1.基本字符串操作
1.1判断是否为空
clickhouse> select empty(''),empty(' '),notEmpty(''),notEmpty(' ');
┌─empty('')─┬─empty(' ')─┬─notEmpty('')─┬─notEmpty(' ')─┐
│ 1 │ 0 │ 0 │ 1 │
└───────────┴────────────┴──────────────┴───────────────┘
1 rows in set.

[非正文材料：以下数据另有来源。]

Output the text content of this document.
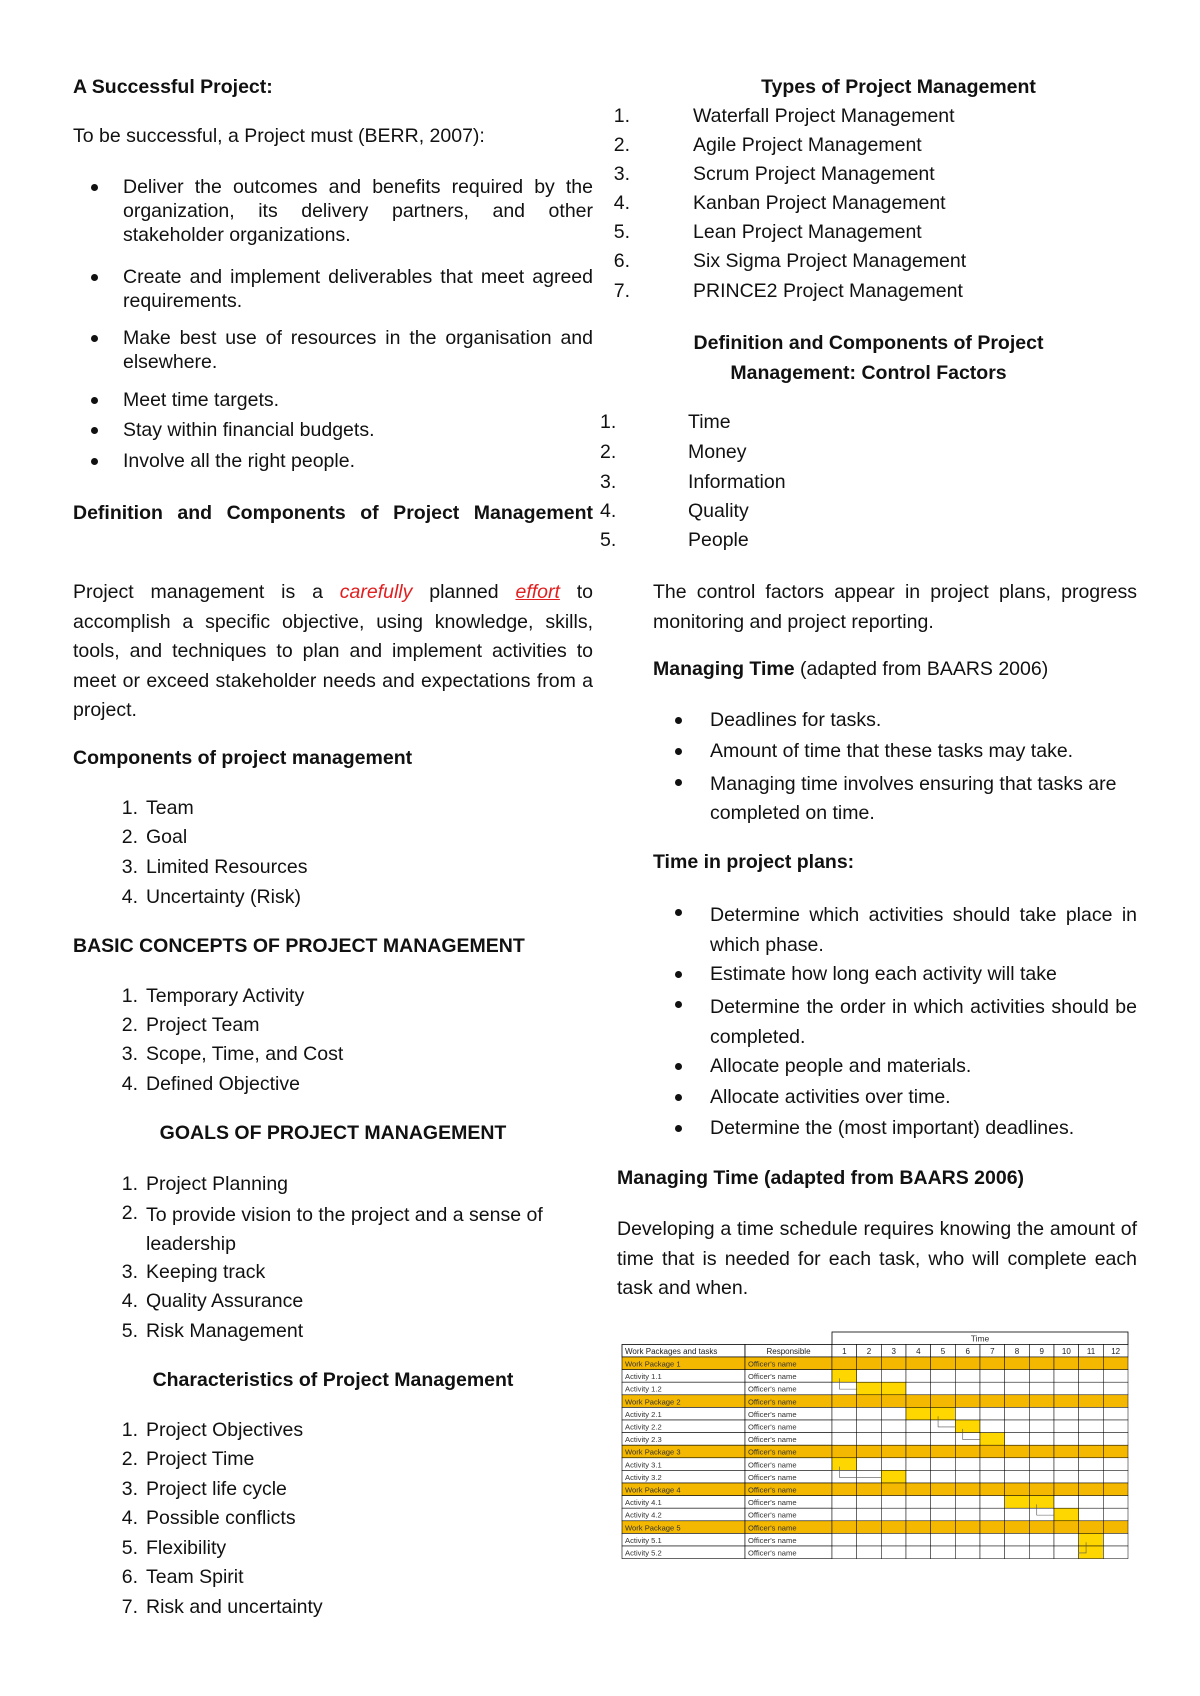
A Successful Project:
To be successful, a Project must (BERR, 2007):
Deliver the outcomes and benefits required by the organization, its delivery partners, and other stakeholder organizations.
Create and implement deliverables that meet agreed requirements.
Make best use of resources in the organisation and elsewhere.
Meet time targets.
Stay within financial budgets.
Involve all the right people.
Definition and Components of Project Management
Project management is a carefully planned effort to accomplish a specific objective, using knowledge, skills, tools, and techniques to plan and implement activities to meet or exceed stakeholder needs and expectations from a project.
Components of project management
1. Team
2. Goal
3. Limited Resources
4. Uncertainty (Risk)
BASIC CONCEPTS OF PROJECT MANAGEMENT
1. Temporary Activity
2. Project Team
3. Scope, Time, and Cost
4. Defined Objective
GOALS OF PROJECT MANAGEMENT
1. Project Planning
2. To provide vision to the project and a sense of leadership
3. Keeping track
4. Quality Assurance
5. Risk Management
Characteristics of Project Management
1. Project Objectives
2. Project Time
3. Project life cycle
4. Possible conflicts
5. Flexibility
6. Team Spirit
7. Risk and uncertainty
Types of Project Management
1.	Waterfall Project Management
2.	Agile Project Management
3.	Scrum Project Management
4.	Kanban Project Management
5.	Lean Project Management
6.	Six Sigma Project Management
7.	PRINCE2 Project Management
Definition and Components of Project
Management: Control Factors
1.	Time
2.	Money
3.	Information
4.	Quality
5.	People
The control factors appear in project plans, progress monitoring and project reporting.
Managing Time (adapted from BAARS 2006)
Deadlines for tasks.
Amount of time that these tasks may take.
Managing time involves ensuring that tasks are completed on time.
Time in project plans:
Determine which activities should take place in which phase.
Estimate how long each activity will take
Determine the order in which activities should be completed.
Allocate people and materials.
Allocate activities over time.
Determine the (most important) deadlines.
Managing Time (adapted from BAARS 2006)
Developing a time schedule requires knowing the amount of time that is needed for each task, who will complete each task and when.
Time
Work Packages and tasks	Responsible	1	2	3	4	5	6	7	8	9 10 11 12
Work Package 1	Officer's name
Activity 1.1	Officer's name
Activity 1.2	Officer's name
Work Package 2	Officer's name
Activity 2.1	Officer's name
Activity 2.2	Officer's name
Activity 2.3	Officer's name
Work Package 3	Officer's name
Activity 3.1	Officer's name
Activity 3.2	Officer's name
Work Package 4	Officer's name
Activity 4.1	Officer's name
Activity 4.2	Officer's name
Work Package 5	Officer's name
Activity 5.1	Officer's name
Activity 5.2	Officer's name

Elapsed: 0.007 sec.
clickhouse的函数名严格区分大小写。
'' 表示空字符串
' ' 表示的一个空格
1.2拼接
concat
clickhouse> select concat('China',' Huawei',' Shenzhen') str;
┌─str───────────────────┐
│ China Huawei Shenzhen │
└───────────────────────┘
clickhouse> select concat('China', null) str;
┌─str──┐
│ ᴺᵁᴸᴸ │
└──────┘
1.3截取:
substring(s, offset, length), mid(s, offset, length), substr(s, offset, length)
三个函数的用法和含义是一样的。
clickhouse> select substring('china',1,2) str;
┌─str─┐
│ ch │
└─────┘
1.4字符串长度
length
char_length, CHAR_LENGTH
character_length, CHARACTER_LENGTH
clickhouse> select length('China'),char_length('China'),character_length('China');
┌─length('China')─┬─char_length('China')─┬─character_length('China')─┐
│ 5 │ 5 │ 5 │
└─────────────────┴──────────────────────┴───────────────────────────┘
clickhouse> select length('中国'),char_length('中国'),character_length('中国');
┌─length('中国')─┬─char_length('中国')─┬─character_length('中国')─┐
│ 6 │ 2 │ 2 │
└────────────────┴─────────────────────┴──────────────────────────┘
1.5字符串重复:
repeat(s, n)
clickhouse> select repeat('China ',5)
┌─repeat('China ', 5)────────────┐
│ China China China China China │
└────────────────────────────────┘
1.6字符串反转:
reverse
1.7追加:
appendTrailingCharIfAbsent(s, c)
1.8获取字符串的开头结尾:
endsWith(s, suffix) startsWith(str, prefix)
1.9 字符串大小写转换:
lower, lcase
upper, ucase
1.10 字符串trim函数:trim
trim([[LEADING|TRAILING|BOTH] trim_character FROM] input_string)
trimLeft(input_string) ==ltrim(input_string)
trimRight(input_string) ==rtrim(input_string)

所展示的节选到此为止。